In Meghalaya, a marathon is catalysing an inherent but hidden talent among its locals

Welcome to the hamlets of Mawkyrwat, where everyone has a new hobby: running 

Swonding Molong first started running because it made him feel good. Later, he realised that it even helped him work better. Yet, for the longest time, Molong — a 55-year-old ginger farmer from Meghalaya — kept it a secret. “It started in 2015,” he says, “I would be up by 4am, when it was still dark.”  A little before 4.30am, Molong would put on his gumboots — the same ones he used in the fields — and set out into the dark.

Over the next hour, the farmer would run up and down the undulating roads of his village, only stopping to catch his breath, or quench his thirst at the little creek he would come by. “It was too early for anyone to see me,” he says, “if they did, they would laugh at me.”

In Molong’s village, Shngimawlein, in the South West Khasi Hills District’s Makyrwat area — running, something that came naturally to most of its residents, was always considered a means to do a chore. You ran to the market to buy something. You ran home from school at the end of the day. When other people in the world walked, in Mawkyrwat, you ran. But you never ran for no reason. “And that was what I was doing,” says Molong.

But things changed for Molong, when in 2015, he participated in his first “professional” run. He had heard about the “Run for Democracy” organised by the Meghalaya Athletics Association in Shillong from a friend. “I didn’t tell many people about it. It was a 10km run. I do not remember my timing but I won,” he recalls.

Post the victorious race, running was no longer a secret Molong had to stealthily indulge in at the crack of dawn. Later, he went on to participate in several marathons across the country: Mumbai, Delhi, Kolkata, Manali and most recently, the Mawkyrwat Ultra 2018 — a high endurance marathon across the dense forest of the Mawkyrwat region — which began and ended in Molong’s village, Shngimawlein, itself.

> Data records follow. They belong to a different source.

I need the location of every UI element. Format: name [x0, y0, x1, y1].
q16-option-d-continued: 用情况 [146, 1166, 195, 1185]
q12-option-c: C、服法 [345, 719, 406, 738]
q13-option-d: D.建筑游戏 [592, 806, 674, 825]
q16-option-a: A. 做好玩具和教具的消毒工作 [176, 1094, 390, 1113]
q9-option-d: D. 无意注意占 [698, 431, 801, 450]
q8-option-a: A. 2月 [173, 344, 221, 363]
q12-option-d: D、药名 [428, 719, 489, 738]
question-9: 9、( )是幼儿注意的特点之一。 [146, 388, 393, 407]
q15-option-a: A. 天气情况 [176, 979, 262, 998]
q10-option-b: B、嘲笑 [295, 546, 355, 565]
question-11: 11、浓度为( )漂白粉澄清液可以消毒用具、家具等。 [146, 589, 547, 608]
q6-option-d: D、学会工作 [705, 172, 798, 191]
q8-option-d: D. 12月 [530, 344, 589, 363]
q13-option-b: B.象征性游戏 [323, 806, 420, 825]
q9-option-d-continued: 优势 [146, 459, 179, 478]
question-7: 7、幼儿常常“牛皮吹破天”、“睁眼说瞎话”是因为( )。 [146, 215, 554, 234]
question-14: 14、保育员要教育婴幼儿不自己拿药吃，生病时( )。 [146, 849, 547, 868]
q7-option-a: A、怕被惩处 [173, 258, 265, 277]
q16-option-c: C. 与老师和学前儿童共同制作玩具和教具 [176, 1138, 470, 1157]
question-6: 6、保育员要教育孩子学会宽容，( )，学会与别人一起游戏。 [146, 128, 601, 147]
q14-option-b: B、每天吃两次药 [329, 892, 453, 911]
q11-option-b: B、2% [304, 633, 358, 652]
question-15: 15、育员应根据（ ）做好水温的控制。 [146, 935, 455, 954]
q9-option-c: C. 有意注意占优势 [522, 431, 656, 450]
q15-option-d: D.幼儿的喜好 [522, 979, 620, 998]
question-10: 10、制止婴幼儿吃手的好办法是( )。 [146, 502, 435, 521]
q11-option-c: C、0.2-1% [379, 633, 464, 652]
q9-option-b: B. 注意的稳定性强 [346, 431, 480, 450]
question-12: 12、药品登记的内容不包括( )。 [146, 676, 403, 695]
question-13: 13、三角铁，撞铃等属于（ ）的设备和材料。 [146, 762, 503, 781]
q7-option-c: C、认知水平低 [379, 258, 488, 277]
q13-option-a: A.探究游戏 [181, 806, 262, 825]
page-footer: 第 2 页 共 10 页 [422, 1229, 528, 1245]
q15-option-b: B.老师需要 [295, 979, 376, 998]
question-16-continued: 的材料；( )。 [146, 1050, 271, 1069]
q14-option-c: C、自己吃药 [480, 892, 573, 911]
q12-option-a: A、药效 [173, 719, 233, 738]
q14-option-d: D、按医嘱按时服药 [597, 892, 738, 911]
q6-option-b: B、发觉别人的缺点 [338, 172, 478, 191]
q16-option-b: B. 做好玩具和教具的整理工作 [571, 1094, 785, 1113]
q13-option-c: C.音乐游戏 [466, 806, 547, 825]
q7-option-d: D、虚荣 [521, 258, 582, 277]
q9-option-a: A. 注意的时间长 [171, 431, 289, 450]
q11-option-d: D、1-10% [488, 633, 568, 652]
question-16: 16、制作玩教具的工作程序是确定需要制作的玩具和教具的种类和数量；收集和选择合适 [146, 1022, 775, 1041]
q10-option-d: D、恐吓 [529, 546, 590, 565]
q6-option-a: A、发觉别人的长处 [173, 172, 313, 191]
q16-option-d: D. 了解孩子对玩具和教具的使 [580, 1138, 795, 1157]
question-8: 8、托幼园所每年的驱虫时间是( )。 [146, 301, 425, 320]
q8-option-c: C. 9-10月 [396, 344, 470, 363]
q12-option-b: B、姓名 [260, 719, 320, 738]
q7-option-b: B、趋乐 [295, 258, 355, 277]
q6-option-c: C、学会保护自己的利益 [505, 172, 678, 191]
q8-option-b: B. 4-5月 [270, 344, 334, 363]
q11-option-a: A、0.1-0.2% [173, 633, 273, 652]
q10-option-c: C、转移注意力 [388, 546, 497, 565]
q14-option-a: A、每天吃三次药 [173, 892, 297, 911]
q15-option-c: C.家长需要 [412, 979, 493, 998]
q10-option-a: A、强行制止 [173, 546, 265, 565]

“Seeing me, many youngsters in the village started running too,” he says. For Molong, the best bit was that his wife and kids started running too. On many mornings, Ephenida, a mother of 12, can often be seen trailing her husband, in her traditional jainkyrshah and rubber slippers. “I am not as fast as him. Often I just end up walking. But it still makes me feel good about myself,” she says.